In October 2019, Aardman announced a new version of the existing 78 episodes for CBeebies titled It's Timmy Time (also known as Timmy Time 2.0) that began broadcast later on in the month. These versions feature narration from a selection of pre-school children, and are 5-minutes in length when compared to the original 10-minute episodes.

==Episodes==

| Series | Episodes |  | Originally released |  |
| First released | Last released |
| 1 | 26 |  | 6 April 2009 | 13 July 2009 |
| 2 | 26 |  | 17 May 2010 | 21 June 2010 |
| 3 | 28 |  | 14 March 2011 | 13 July 2012 |

==Characters==

===Children===
- Timmy (vocal effects by Justin Fletcher) is a lamb and the titular character who enjoys being in the spotlight.
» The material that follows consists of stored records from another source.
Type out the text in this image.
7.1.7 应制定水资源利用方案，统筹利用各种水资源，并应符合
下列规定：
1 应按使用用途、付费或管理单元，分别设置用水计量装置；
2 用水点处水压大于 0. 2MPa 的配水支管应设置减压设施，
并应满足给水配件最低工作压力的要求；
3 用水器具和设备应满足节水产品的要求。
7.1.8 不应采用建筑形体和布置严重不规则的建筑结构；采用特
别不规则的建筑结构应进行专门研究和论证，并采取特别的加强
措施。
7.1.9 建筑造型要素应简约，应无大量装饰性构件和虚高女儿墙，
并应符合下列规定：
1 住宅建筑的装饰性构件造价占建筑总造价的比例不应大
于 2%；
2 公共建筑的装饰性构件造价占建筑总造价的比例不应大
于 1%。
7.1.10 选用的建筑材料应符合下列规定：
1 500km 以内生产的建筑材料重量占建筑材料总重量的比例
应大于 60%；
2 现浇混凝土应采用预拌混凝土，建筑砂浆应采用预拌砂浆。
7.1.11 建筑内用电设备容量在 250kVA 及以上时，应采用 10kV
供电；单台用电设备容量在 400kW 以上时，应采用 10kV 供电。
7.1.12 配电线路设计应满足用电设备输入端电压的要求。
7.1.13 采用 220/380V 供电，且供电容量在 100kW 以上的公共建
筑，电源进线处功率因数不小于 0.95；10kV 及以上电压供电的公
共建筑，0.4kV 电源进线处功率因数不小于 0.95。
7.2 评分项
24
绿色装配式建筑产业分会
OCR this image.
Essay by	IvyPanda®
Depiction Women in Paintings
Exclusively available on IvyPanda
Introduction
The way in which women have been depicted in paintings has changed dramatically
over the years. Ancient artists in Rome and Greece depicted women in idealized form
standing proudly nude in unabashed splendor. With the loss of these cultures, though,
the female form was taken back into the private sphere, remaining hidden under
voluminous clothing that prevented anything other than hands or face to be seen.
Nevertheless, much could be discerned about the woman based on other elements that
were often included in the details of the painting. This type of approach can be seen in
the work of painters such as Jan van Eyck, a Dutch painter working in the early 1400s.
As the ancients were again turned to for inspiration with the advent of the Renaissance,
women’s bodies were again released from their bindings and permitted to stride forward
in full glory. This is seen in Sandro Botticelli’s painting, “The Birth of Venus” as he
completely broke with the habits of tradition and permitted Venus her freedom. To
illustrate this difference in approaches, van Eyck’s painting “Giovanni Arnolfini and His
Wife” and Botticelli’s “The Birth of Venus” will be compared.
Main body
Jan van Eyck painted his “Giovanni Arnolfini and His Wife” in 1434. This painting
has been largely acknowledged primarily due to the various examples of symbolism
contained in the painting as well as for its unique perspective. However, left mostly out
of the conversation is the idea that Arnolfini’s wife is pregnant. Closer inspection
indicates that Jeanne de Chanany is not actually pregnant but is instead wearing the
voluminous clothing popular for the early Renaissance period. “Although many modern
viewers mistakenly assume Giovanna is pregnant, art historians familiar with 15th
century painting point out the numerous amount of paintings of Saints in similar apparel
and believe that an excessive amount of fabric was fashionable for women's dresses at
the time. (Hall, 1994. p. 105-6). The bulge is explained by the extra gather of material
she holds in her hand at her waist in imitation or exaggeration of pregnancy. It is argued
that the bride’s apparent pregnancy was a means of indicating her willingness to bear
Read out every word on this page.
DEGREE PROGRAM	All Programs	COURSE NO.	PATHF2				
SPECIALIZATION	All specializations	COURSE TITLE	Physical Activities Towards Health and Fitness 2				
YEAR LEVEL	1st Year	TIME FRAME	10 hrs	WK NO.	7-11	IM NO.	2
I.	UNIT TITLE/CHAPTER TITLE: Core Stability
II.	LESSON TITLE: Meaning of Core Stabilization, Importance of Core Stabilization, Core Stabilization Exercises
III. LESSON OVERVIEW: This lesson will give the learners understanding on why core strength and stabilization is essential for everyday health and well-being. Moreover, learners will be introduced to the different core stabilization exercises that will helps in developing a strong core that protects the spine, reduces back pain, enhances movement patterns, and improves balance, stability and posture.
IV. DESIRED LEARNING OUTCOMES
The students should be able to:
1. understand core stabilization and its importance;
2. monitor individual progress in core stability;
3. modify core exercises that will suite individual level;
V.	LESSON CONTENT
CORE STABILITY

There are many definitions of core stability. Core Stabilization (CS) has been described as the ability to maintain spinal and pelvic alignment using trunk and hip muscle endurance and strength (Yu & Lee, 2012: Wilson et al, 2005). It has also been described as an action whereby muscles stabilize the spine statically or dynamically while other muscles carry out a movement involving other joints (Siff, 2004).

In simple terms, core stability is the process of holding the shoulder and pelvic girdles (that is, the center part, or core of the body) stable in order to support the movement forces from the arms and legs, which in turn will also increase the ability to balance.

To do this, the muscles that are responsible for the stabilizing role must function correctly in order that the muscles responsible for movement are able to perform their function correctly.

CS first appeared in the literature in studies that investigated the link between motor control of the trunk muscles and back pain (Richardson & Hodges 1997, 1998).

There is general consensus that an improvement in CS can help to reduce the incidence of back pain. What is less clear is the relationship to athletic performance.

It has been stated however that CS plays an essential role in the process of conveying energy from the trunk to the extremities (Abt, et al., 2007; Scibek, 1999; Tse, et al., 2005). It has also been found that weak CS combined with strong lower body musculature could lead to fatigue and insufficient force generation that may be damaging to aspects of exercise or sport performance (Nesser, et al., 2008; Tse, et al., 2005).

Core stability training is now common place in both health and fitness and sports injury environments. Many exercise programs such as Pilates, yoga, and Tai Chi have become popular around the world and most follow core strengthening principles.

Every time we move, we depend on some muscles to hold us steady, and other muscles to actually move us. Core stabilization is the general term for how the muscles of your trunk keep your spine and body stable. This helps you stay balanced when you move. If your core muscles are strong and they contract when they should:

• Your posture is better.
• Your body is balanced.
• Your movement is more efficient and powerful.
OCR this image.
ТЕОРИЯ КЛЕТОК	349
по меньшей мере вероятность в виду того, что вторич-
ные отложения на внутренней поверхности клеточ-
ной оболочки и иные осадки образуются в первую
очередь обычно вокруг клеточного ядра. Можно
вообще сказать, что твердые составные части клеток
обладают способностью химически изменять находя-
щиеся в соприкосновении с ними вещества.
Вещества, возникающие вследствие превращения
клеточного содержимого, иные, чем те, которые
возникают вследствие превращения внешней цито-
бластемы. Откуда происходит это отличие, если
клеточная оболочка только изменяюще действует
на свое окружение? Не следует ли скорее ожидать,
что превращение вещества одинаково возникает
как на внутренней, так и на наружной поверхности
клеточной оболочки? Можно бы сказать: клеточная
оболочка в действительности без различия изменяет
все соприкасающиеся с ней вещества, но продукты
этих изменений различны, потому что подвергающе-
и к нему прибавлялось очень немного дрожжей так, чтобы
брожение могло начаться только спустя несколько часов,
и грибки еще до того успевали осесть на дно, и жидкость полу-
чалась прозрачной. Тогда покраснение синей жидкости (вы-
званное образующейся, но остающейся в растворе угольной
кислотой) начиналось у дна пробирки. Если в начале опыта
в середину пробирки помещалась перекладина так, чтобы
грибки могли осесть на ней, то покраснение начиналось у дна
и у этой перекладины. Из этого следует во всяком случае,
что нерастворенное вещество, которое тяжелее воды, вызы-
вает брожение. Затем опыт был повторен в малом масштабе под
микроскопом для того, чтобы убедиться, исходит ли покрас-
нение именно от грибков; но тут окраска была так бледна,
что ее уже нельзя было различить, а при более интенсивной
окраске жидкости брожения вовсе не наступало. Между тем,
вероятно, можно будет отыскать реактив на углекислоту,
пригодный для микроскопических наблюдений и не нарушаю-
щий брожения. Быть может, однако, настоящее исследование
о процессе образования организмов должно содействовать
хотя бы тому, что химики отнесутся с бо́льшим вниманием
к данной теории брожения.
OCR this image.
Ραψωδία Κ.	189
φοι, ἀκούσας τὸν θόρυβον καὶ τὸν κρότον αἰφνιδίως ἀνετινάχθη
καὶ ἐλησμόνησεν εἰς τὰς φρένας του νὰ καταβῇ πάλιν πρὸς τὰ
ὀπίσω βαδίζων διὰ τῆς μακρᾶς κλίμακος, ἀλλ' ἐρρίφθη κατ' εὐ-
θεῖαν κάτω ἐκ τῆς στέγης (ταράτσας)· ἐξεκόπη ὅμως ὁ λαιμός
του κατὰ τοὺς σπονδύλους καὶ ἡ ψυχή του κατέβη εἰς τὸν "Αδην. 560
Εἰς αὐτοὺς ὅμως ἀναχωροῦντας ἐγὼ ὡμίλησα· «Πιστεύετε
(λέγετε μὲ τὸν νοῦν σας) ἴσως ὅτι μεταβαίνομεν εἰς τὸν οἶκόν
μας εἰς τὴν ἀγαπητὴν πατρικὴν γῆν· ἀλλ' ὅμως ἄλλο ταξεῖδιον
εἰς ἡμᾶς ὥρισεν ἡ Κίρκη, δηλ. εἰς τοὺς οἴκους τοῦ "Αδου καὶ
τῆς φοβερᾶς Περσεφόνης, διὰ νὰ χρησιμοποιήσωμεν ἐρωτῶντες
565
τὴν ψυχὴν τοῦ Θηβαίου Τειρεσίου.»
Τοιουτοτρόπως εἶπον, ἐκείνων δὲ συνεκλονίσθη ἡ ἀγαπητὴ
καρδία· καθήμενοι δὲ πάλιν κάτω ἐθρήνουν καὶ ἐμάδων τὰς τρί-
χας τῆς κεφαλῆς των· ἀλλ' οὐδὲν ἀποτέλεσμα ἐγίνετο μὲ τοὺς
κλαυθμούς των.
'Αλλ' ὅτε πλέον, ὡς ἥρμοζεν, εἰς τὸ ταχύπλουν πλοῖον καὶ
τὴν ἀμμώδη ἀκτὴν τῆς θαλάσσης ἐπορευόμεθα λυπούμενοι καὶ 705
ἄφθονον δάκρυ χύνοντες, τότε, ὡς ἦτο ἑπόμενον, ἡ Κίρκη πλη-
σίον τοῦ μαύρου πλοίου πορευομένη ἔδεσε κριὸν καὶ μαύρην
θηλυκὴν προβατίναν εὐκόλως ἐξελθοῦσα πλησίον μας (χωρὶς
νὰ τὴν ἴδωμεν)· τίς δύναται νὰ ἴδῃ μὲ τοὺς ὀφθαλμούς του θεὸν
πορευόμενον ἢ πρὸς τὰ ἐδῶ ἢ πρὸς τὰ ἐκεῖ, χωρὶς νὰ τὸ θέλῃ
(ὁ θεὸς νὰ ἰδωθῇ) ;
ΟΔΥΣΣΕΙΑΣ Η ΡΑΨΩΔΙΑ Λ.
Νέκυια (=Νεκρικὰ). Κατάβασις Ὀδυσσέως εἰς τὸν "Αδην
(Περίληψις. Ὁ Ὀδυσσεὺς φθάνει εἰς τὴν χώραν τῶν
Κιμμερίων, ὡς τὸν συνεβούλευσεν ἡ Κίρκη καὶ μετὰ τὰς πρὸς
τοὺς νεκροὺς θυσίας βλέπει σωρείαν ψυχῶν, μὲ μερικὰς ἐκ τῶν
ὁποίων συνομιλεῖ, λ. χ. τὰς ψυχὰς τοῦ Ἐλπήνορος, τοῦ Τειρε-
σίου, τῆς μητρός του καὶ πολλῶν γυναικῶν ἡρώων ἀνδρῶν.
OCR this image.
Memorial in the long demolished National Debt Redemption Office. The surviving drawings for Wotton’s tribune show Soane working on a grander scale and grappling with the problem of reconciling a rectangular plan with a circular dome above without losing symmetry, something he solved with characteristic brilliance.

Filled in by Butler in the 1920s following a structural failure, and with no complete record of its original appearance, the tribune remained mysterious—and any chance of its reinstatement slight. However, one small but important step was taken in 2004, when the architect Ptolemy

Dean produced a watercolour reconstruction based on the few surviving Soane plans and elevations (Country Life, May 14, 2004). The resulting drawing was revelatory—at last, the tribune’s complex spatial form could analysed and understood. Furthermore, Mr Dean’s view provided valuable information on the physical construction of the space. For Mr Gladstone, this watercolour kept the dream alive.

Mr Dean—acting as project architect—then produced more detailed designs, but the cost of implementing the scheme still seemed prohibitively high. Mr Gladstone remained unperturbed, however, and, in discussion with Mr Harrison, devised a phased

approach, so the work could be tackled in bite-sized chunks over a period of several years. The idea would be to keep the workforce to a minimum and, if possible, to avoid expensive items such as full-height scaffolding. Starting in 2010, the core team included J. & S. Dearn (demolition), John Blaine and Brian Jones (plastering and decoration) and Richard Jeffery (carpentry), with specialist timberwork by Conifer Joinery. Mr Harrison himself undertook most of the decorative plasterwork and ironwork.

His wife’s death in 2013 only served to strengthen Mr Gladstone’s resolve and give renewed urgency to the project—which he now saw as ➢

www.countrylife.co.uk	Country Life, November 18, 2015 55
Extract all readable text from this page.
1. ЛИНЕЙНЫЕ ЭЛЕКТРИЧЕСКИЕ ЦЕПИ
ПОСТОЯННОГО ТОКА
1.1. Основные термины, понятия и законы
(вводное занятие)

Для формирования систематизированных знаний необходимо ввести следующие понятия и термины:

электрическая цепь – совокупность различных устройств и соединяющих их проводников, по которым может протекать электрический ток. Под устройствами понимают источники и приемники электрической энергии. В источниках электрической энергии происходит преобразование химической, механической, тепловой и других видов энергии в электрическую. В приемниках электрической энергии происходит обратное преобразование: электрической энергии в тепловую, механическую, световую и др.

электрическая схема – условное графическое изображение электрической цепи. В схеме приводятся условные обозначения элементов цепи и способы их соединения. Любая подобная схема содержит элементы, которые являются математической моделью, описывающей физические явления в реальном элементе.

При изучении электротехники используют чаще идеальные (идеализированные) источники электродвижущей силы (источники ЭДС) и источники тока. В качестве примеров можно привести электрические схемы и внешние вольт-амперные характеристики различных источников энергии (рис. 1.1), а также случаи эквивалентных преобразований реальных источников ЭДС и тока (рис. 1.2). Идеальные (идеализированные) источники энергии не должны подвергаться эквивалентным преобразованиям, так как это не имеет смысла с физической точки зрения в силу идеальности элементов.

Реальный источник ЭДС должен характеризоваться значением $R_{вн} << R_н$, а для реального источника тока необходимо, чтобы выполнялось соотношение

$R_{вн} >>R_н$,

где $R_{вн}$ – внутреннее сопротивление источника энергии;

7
He is 3 years old in sheep years and later turns 4 in the episode "Timmy's Birthday". In many of the episodes, he gets into trouble; however, he learns from his mistakes and often tries to help the other characters out when he can. He is best friends with Yabba and is very close to Finlay. Timmy's noise is 'baa'.
- Yabba (vocal effects by Justin Fletcher) is a duckling who wears blue goggles Timmy’s best friend. Like Timmy, he can be rambunctious and get into trouble. Yabba's noise is 'quack'.
- Paxton (vocal effects by Justin Fletcher) is a piglet who is characterised by his appetite for apples and his weight. He wears a blue sweater and is never seen without it. Paxton's noise is 'oink'.
- Mittens (vocal effects by Kate Harbour) is an orange kitten who is like other kittens: she doesn't like getting wet or dirty and is rather sensitive. In some episodes, she seems to have feelings for Timmy. She always loves playing with picnics. Mittens' noise is 'meow'.
- Ruffy (vocal effects by Louis Jones) is a brown puppy who is energetic but can sometimes be mentally slow and he is a good friend too. Ruffy's noise is 'ruff'.
- Apricot (vocal effects by Kate Harbour) is a hedgehog hoglet who is very quiet and skittish. When startled or frightened by someone or something she rolls up into a ball. Apricot's noise is 'hicoo', although she rarely speaks.
- Stripey (vocal effects by Louis Jones) is a badger cub who is a bit sleepy and slow as badgers are nocturnal. Stripey's noise is 'honk'.
- Kid (vocal effects by Justin Fletcher) is a blue goat kid who has a large appetite like Paxton and chews anything in sight. If the thing he is chewing is taken from him, he does not mind and moves on to something else. Kid's noise is 'meep meep'.
- Otus (vocal effects by Kate Harbour) is a purple owlet and Osbourne's son who enjoys helping. He can be typically found reading and is very sensitive, sometimes copying his father. Otus' noise is 'too-wit, too-hoo'.
- Finlay (vocal effects by Justin Fletcher) is a red fox kit who is excitable and full of energy. Finlay's noise is 'yip-yap'.

===Teachers===
- Harriet (vocal effects by Kate Harbour) is a pelican who speaks through caws and clicks. She is one of the two nursery managers. Harriet's noise is "Bawk-baw".
- Osbourne (vocal effects by Louis Jones) is a purple owl who is the other manager of the nursery and Otus' father. Osbourne's noise is "Hoot-hoo".

===Side characters===
- Bumpy (vocal effects by Justin Fletcher and Kate Harbour) is a caterpillar who is not a part of the class but has many background appearances in the show. Bumpy's noise is blee blub.
- Timmy's Mother (vocal effects by Kate Harbour) is a sheep who is also not a part of the class, but does appear in the opening sequence, "Timmy's Christmas Surprise" and the end credits. She also appears in Shaun the Sheep. Timmy's Mother's noise is baa.
- Ted (vocal effects by Louis Jones) is a Teddy Bear who is not a part of the class but he can visit a snack time Ted is Timmy’s Pets. Ted’s Noise is Squeaking

==Reboot==
On 21st of June 2026, a second Timmy series was announced Let’s Go Timmy will use 2D animation.